どうも歳のせいか、ぎっくり腰の状態が今ひとつ良くなっていきません。かれこれ1週間になるんですがねぇ。というわけで、1日数時間は横になっているので、その間に読んだ本です。

「特攻」については最初の頃からよく書いてきた。拙ブログを始めてすぐに
西川吉光という人の「特攻と日本人の戦争」という本を結構詳しく紹介しているので始まって、最近でも
川端康成と「特攻」の本を紹介した。
死んだ若者たちのことを考えたり、遺書を読んだりすれば、彼らがあまりにかわいそうで、美化して上げなくては、という気持ちになるのは、人間として当たり前の心情だろうと思う。だけど、その一方で、では彼らに「特攻」を強いた上官たちはどうしたのかを一緒に考えないと、「特攻」については絶対危ない方へ向かうというのは当初からの直感としてあった。これは今ではネトウヨ作家に成り下がってしまった作者の
「永遠の0」について書いた時にも言ったことだ。
戦果からみれば、この本の中である生徒が言ったように、特攻は「何の意味もない国のプライドとかいうための犬死作戦」(p.138)だったとも言える。こう書くと、反発する人も多いだろう。でもこの点を忘れて、単に美化して感謝して、とやったら、この国はまた同じことを繰り返すだろうと思う。
なによりも、戦後もおめおめと生き続けた特攻を命じた者たちが「特攻」を美化することに熱心だったことからも、彼らのベクトルが自己保身に向かっていることは明らかなのである。特攻隊員はお国のために自ら志願して勇ましく死んだ、その「真実」を身近で見ていた自分が後世に伝えなくてはならない、というのが、彼らに「志願しろ」という無言の命令を与えて、「決しておまえたちだけを死なせない。
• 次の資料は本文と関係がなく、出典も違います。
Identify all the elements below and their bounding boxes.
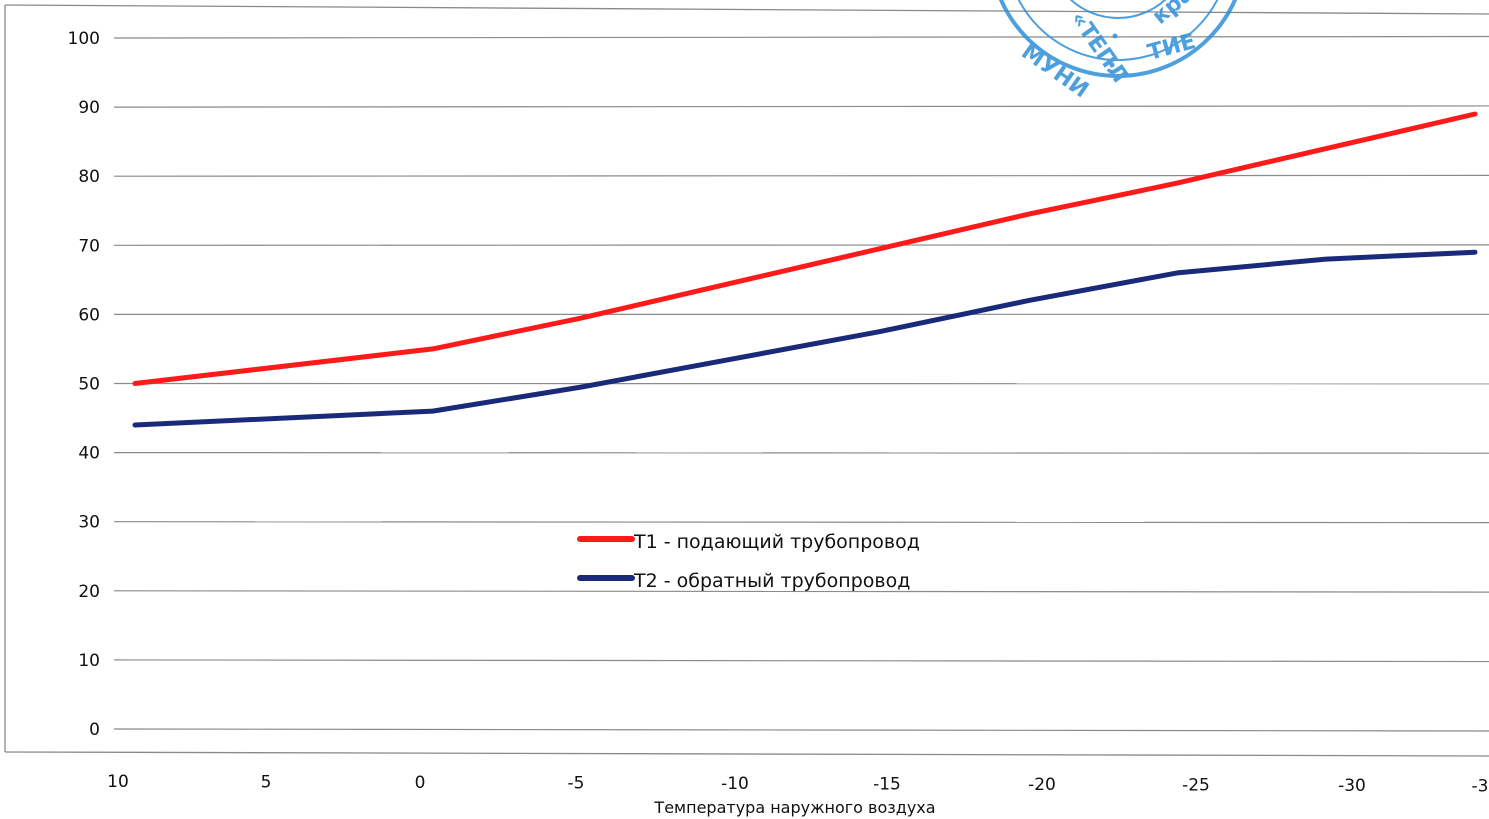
y-tick-label-0: 0 [89, 720, 100, 740]
gridlines [113, 35, 1489, 732]
x-tick-label-0: 10 [107, 772, 129, 792]
y-tick-label-60: 60 [78, 305, 100, 325]
series-line-1 [132, 111, 1478, 386]
gridline-y-20 [113, 590, 1489, 593]
y-tick-label-10: 10 [78, 651, 100, 671]
chart-frame-top [4, 4, 1489, 15]
x-tick-label-2: 0 [415, 773, 426, 793]
legend: Т1 - подающий трубопровод Т2 - обратный … [577, 531, 920, 592]
gridline-y-80 [113, 174, 1489, 177]
y-tick-label-40: 40 [78, 444, 100, 464]
x-tick-label-9: -3 [1472, 777, 1489, 797]
gridline-y-0 [113, 728, 1489, 732]
gridline-y-100 [113, 35, 1489, 39]
y-tick-label-100: 100 [68, 29, 100, 49]
y-tick-label-70: 70 [78, 236, 100, 256]
y-tick-label-20: 20 [78, 582, 100, 602]
x-tick-label-4: -10 [721, 774, 749, 794]
y-tick-label-50: 50 [78, 375, 100, 395]
series-line-2 [132, 249, 1478, 428]
series-lines [132, 111, 1478, 428]
x-tick-label-6: -20 [1028, 775, 1056, 795]
y-axis-ticks: 0 10 20 30 40 50 60 70 80 90 100 [68, 29, 100, 740]
x-tick-label-3: -5 [568, 774, 585, 794]
x-axis-ticks: 10 5 0 -5 -10 -15 -20 -25 -30 -3 [107, 772, 1488, 797]
legend-label-t2: Т2 - обратный трубопровод [633, 570, 910, 592]
y-tick-label-80: 80 [78, 167, 100, 187]
legend-label-t1: Т1 - подающий трубопровод [633, 531, 920, 553]
gridline-y-90 [113, 105, 1489, 108]
x-tick-label-8: -30 [1338, 776, 1366, 796]
y-tick-label-30: 30 [78, 513, 100, 533]
y-tick-label-90: 90 [78, 98, 100, 118]
gridline-y-30 [113, 521, 1489, 524]
x-tick-label-5: -15 [873, 775, 901, 795]
x-tick-label-7: -25 [1182, 776, 1210, 796]
gridline-y-10 [113, 659, 1489, 663]
x-axis-title: Температура наружного воздуха [653, 798, 935, 817]
x-tick-label-1: 5 [261, 773, 272, 793]
gridline-y-40 [113, 452, 1489, 454]
chart-frame-bottom [4, 751, 1489, 757]
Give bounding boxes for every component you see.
最後の一機で必ず私はおまえたちの後を追う」(p.49)と言いながら、戦後もおめおめと天寿をまっとうした奴らのやり方だった。
この本に出てくる大西道大が戦後になって特攻隊員の遺族に会いにいった時のエピソードなど、本当にはらわた煮え繰り返る思いしか湧かない。
「元司令官は仏壇に手を合わせた後(中略)『どうしてこのように小さいお子様がいて、なぜご主人は特攻に行ったのでしょう』と言った。【未亡人は】一瞬、大きく「あなたさまは。。。。」と声を荒げ、あとは押し黙った。」(50)
ナチスドイツはユダヤ人たちを組織的かつ大規模に、効率的に殺害したとよく言われる。しかし日本軍は
「若者の侠気と、それに甘える老人の卑しさ」(古処誠二)にたよって、部下が必ず死ぬ戦法を組織的かつ大規模に取ったのである。
この本の最後の方で、若い社会科教員たちが「戦争」のテーマを授業で避けようとする傾向があるとして、彼らが、「『戦争』を『不快』なものととらえ、『戦争』に結びつく反省や謝罪、責任というものを考えなくていいように、『戦争』そのものを教材として『除去してしまいたい』と考えているような気がしてならない」(154)と書いているが、これは教員だけの問題でもないんだろうと思う。そして、『戦争』を『政治』に変えても同じようなことが言えるのかもしれないと思う。
『政治』を『不快』なものととらえ、『政治』に結びつくものを考えなくていいように、『政治』そのものを(頭の中から)『除去してしまいたい』と考えているような気がしてならない。
追記(2/5 15:35)
所々変換ミスなど変更しました。ご指摘ありがとうございました。